Cary, N.C. — The Wake County Board of Education on Tuesday discussed a proposed policy they say will protect students' rights in criminal investigations, but Sheriff Donnie Harrison says it isn't necessary.
The plan would set additional guidelines for how school principals handle students who are in trouble with the law, including making sure students are aware of their rights, notifying parents, requiring a school official to sit in on an interview if a parent is not available and keeping records of interactions between students and officers at the school.
"I would want to know if my child were being questioned by law enforcement," said school board member Jim Martin. "We need to make sure school administration is present and knows what is going on. We need to make sure parents are notified.

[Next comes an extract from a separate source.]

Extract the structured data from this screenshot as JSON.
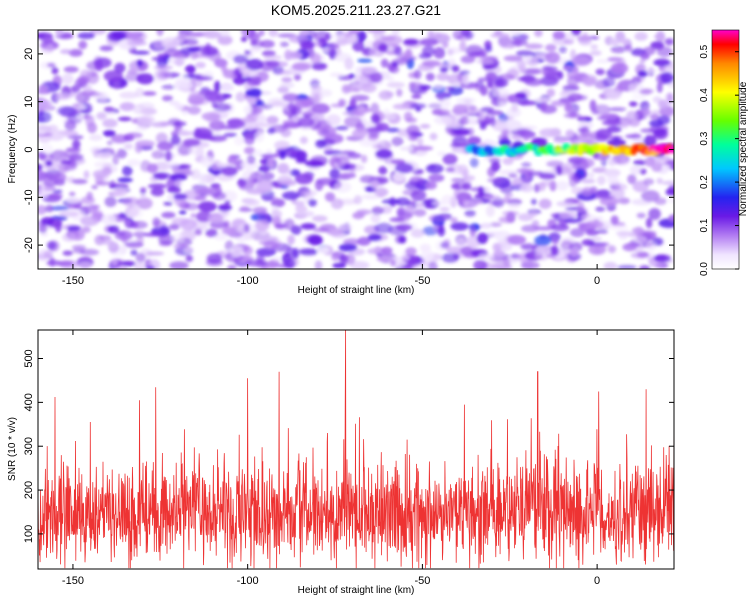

We need to make sure records are kept."
The proposal does offer an exception for dangerous and emergency situations.
Harrison spoke out against the proposal at the board's policy committee meeting Tuesday.
"When we are investigating something, that is our job," he said. "There are occasions that things happen that we have to go to a school really quickly, but we still try to notify the principal or somebody that's in charge there, and I have no problem with that."
Harrison said he appreciates the intent of the proposal, but the law already protects students' rights.
"We are going to follow the guidelines we have to when we are investigating a case, whether it is advising of rights or having a parent there," he said.
Martin said the proposal is meant to tell school officials what to do, not law enforcement.
"We are not dictating policy to law enforcement," he said.